The Czechia commemorates 80 years since the assassination of Heydrich, and Čaputová also arrives in Prague
Updates: 27.05.2022 00:05
Released: 27.05.2022, 00:05
Prague – The Czechia today commemorates the 80th anniversary of the assassination of the deputy imperial protector Reinhard Heydrich, the most powerful man of the then Protectorate of Bohemia and Moravia and one of the co-creators of the Holocaust. In the morning, a reconstruction of the attack will take place in Liben, Prague, which was carried out on June 27, 1942 with the help of a domestic resistance by two paratroopers sent from Britain – the Czech Jan Kubiš and the Slovak Jozef Gabčík. In the evening, a ceremonial assembly is held at the National Museum, during which an exhibition on Operation Anthropoid will be opened with the participation of President Miloš Zeman and Slovak Head of State Zuzana Čaputová.

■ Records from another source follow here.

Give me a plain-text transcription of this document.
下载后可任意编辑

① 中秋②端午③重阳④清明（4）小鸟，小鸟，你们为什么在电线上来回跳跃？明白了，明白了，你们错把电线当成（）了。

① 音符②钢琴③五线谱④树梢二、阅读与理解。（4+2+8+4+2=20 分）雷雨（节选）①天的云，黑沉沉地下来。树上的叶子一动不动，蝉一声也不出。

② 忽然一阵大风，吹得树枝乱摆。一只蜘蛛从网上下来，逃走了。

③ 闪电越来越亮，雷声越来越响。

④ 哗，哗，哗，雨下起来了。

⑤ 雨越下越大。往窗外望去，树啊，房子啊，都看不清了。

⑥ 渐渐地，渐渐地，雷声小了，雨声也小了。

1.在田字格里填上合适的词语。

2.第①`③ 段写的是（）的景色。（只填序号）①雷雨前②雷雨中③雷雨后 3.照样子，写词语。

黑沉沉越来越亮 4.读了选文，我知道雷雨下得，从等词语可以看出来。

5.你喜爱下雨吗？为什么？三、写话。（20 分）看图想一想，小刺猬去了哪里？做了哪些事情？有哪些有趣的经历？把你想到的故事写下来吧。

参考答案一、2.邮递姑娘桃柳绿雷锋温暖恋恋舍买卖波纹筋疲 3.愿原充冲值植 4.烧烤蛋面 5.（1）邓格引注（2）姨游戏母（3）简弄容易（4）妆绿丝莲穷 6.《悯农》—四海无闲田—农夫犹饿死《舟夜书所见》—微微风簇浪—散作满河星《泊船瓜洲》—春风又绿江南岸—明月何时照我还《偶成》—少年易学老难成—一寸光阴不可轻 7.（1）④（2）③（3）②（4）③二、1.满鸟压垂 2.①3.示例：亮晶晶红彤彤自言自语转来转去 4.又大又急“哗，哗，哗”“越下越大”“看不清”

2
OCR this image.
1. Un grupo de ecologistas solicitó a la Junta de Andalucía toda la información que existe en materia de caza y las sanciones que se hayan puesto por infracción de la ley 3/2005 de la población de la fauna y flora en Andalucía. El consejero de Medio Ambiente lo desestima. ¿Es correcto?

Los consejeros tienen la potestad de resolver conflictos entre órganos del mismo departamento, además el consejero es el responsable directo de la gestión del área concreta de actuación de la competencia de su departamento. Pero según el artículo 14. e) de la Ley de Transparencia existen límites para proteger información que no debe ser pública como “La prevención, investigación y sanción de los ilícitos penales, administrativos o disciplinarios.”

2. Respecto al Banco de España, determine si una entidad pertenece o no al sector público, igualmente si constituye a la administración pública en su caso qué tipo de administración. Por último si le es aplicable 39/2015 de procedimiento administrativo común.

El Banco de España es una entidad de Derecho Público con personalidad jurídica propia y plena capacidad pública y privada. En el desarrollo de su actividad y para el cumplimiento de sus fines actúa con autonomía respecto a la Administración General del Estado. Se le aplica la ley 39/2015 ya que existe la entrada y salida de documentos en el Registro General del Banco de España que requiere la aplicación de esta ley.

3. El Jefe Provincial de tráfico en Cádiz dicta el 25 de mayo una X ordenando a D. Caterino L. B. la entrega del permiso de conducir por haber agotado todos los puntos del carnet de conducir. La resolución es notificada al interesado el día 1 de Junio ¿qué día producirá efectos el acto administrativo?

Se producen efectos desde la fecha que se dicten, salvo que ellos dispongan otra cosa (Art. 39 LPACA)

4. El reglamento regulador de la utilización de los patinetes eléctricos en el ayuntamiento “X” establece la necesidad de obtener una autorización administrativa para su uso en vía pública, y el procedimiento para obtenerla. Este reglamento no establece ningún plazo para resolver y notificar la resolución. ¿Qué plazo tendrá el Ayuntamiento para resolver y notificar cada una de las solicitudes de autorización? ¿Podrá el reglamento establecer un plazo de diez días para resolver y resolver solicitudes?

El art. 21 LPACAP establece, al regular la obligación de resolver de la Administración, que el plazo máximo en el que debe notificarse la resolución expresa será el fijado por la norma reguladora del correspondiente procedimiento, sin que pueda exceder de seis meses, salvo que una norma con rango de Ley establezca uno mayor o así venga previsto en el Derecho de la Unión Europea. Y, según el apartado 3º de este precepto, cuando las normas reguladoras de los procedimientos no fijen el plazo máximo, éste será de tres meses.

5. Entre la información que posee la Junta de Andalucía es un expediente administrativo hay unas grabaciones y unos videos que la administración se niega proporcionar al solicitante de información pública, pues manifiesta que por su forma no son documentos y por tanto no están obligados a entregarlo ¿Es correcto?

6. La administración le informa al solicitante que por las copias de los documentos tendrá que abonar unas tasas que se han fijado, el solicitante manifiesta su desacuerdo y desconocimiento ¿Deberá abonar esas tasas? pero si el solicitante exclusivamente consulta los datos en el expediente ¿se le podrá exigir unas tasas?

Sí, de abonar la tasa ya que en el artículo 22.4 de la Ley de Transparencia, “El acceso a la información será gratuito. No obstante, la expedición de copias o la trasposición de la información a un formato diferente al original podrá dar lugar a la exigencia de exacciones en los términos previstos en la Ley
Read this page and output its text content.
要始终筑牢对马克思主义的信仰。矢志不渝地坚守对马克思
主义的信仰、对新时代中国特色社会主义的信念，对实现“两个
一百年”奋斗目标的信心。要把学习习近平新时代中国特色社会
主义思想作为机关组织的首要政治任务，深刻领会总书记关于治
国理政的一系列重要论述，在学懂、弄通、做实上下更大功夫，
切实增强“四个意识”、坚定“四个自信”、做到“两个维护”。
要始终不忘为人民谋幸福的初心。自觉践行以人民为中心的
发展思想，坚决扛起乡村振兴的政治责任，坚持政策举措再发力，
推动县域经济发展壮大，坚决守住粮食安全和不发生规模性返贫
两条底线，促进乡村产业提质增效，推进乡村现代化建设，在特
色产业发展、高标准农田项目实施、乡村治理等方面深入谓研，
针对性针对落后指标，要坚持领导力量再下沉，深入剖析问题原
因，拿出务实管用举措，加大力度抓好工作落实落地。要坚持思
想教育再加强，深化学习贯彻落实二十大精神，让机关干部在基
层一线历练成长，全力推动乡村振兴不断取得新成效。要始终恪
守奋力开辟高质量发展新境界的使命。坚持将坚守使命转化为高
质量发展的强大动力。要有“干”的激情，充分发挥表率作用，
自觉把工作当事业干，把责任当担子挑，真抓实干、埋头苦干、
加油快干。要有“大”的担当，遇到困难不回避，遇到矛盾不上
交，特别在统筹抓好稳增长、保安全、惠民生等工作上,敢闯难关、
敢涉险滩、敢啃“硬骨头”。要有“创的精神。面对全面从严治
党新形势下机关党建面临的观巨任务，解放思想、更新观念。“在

This year, for the first time, the Czech Republic commemorates the anniversary of the assassination as an official significant day marked as the Day of National Defiance. The commemorative events will be a celebration of the heroic deeds of both Czechoslovak soldiers and their comrades-in-arms, the bravery of many people who helped them in the protectorate, and the victims of the subsequent hard retribution of the Nazis immediately after the assassination. Extensive repression, a wave of arrests and executions culminated in the burning of Lidice and Ležáky. Kubiš, Gabčík and five other paratroopers died on June 18 after a fierce battle with the superiority in the Orthodox Church of Cyril and Methodius in Resslova Street.
An all-day program is prepared in Liben, Prague, above the bend at the Anthropoid memorial, and some of them will also be attended by the British Foreign Ministry Liz Trussová or the Slovak Minister of Defense Jaroslav Naď. It begins with a morning flight of a historic World War II Hurricane aircraft. After 10:30, the reconstruction of the attack on the car carrying Heydrich will begin. Although Gabčík failed the submachine gun at the decisive moment, Kubiš managed to detonate a grenade, which seriously injured Heydrich. The deputy imperial protector died on June 4 of blood poisoning.

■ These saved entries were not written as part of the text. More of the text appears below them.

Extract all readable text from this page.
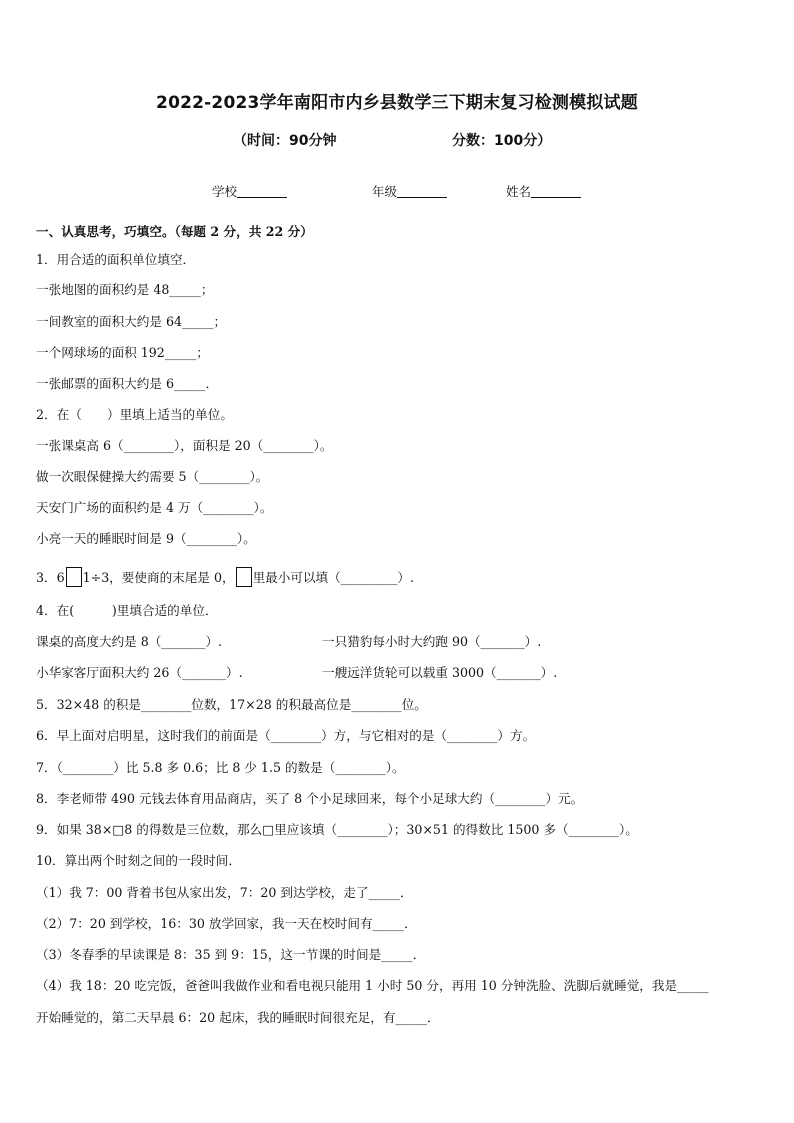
2022-2023学年南阳市内乡县数学三下期末复习检测模拟试题
（时间：90分钟	分数：100分）
学校	年级	姓名
一、认真思考，巧填空。（每题 2 分，共 22 分）
1．用合适的面积单位填空．
一张地图的面积约是 48_____；
一间教室的面积大约是 64_____；
一个网球场的面积 192_____；
一张邮票的面积大约是 6_____．
2．在（　　）里填上适当的单位。
一张课桌高 6（________），面积是 20（________）。
做一次眼保健操大约需要 5（________）。
天安门广场的面积约是 4 万（________）。
小亮一天的睡眠时间是 9（________）。
3．6 1÷3，要使商的末尾是 0， 里最小可以填（_________）.
4．在(　　　)里填合适的单位．
课桌的高度大约是 8（_______）.	一只猎豹每小时大约跑 90（_______）.
小华家客厅面积大约 26（_______）.	一艘远洋货轮可以载重 3000（_______）.
5．32×48 的积是________位数，17×28 的积最高位是________位。
6．早上面对启明星，这时我们的前面是（________）方，与它相对的是（________）方。
7．（________）比 5.8 多 0.6；比 8 少 1.5 的数是（________）。
8．李老师带 490 元钱去体育用品商店，买了 8 个小足球回来，每个小足球大约（________）元。
9．如果 38×□8 的得数是三位数，那么□里应该填（________）；30×51 的得数比 1500 多（________）。
10．算出两个时刻之间的一段时间．
（1）我 7：00 背着书包从家出发，7：20 到达学校，走了_____．
（2）7：20 到学校，16：30 放学回家，我一天在校时间有_____．
（3）冬春季的早读课是 8：35 到 9：15，这一节课的时间是_____．
（4）我 18：20 吃完饭，爸爸叫我做作业和看电视只能用 1 小时 50 分，再用 10 分钟洗脸、洗脚后就睡觉，我是_____
开始睡觉的，第二天早晨 6：20 起床，我的睡眠时间很充足，有_____．
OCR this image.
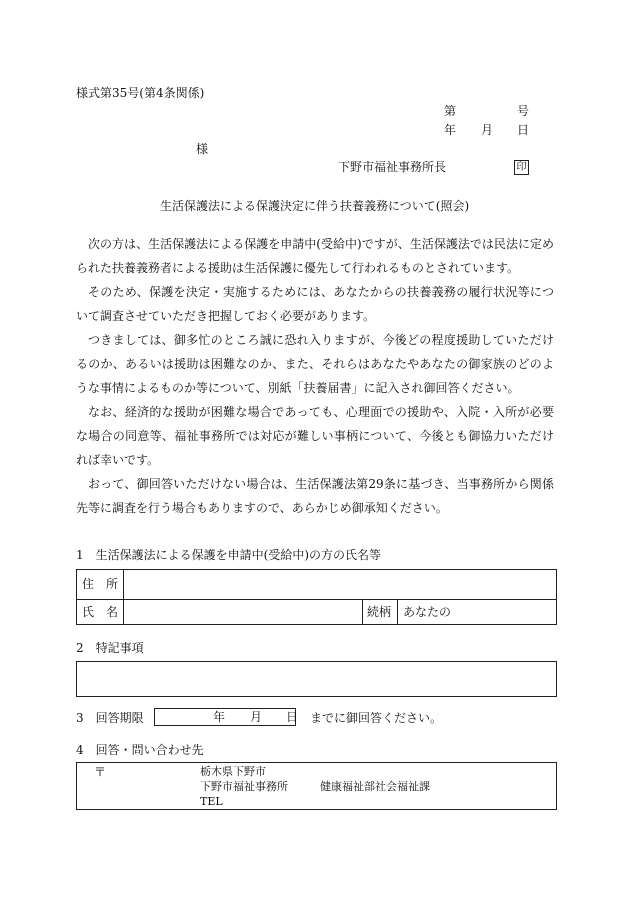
様式第35号(第4条関係)
第	号
年 月 日
様
下野市福祉事務所長	印
生活保護法による保護決定に伴う扶養義務について(照会)
次の方は、生活保護法による保護を申請中(受給中)ですが、生活保護法では民法に定められた扶養義務者による援助は生活保護に優先して行われるものとされています。
そのため、保護を決定・実施するためには、あなたからの扶養義務の履行状況等について調査させていただき把握しておく必要があります。
つきましては、御多忙のところ誠に恐れ入りますが、今後どの程度援助していただけるのか、あるいは援助は困難なのか、また、それらはあなたやあなたの御家族のどのような事情によるものか等について、別紙「扶養届書」に記入され御回答ください。
なお、経済的な援助が困難な場合であっても、心理面での援助や、入院・入所が必要な場合の同意等、福祉事務所では対応が難しい事柄について、今後とも御協力いただければ幸いです。
おって、御回答いただけない場合は、生活保護法第29条に基づき、当事務所から関係先等に調査を行う場合もありますので、あらかじめ御承知ください。
1　生活保護法による保護を申請中(受給中)の方の氏名等
住　所
氏　名	続柄 あなたの
2　特記事項
3　回答期限	年 月 日 までに御回答ください。
4　回答・問い合わせ先
〒	栃木県下野市
下野市福祉事務所	健康福祉部社会福祉課
TEL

After the reconstruction, three Mi-24 combat helicopters will fly over Libní. This will be followed by a memorial service at the memorial, a parade of soldiers and civilians in period clothing, and a ride of historic vehicles. In the afternoon and on Saturday, the program will continue in the Thomayer Gardens at the Great Löwit Mill.
A ceremonial assembly will be held in the historical building of the National Museum from 18:00, which will also be attended by Čaputová and Zeman. During the event, the exhibition We Will Never Give Up !, opened jointly by the National Museum and the Military History Institute, will open. It refers to the last words of paratroopers surrounded in the crypt of the Orthodox Church. “We are Czechs! We will never give up, do you hear? Never!” The exhibition will present the fates of not only assassins, but also other personalities of the resistance and public life. During her visit to Prague, Čaputová will honor the memory of Czechoslovak soldiers and victims of the Heydrichiad at the memorial plaques in Resslova Street and visits to the exhibition on the assassination in Žižkov’s Ohrada Park.
Events commemorating the assassination of Heydrich have taken place in a number of parts of the country since the end of last year, when three groups of paratroopers were deployed from Britain 80 years ago in occupied territory. Operations Anthropoid, Silver A and Silver B were to help the domestic resistance connect with London and carry out the liquidation of Heydrich. Today, a memorial service is being held in Rokycany near the house of the railwayman Václav Stehlík, whose family was murdered on May 28, 1942 for hiding members of the Anthropoid group. Several exhibitions will be open, and memorial and reverence meetings will take place today and in the days to come. The radio reconstruction of 80-year-old events will be broadcast live by Radiožurnál from 08:00 to 12:00.
After the assassination of Heydrich, described as the greatest act of European domestic resistance during World War II, France and Britain revoked their signatures under the Munich Agreement, which contributed to the border of the re-establishment of post-war Czechoslovakia in the pre-Munich ones.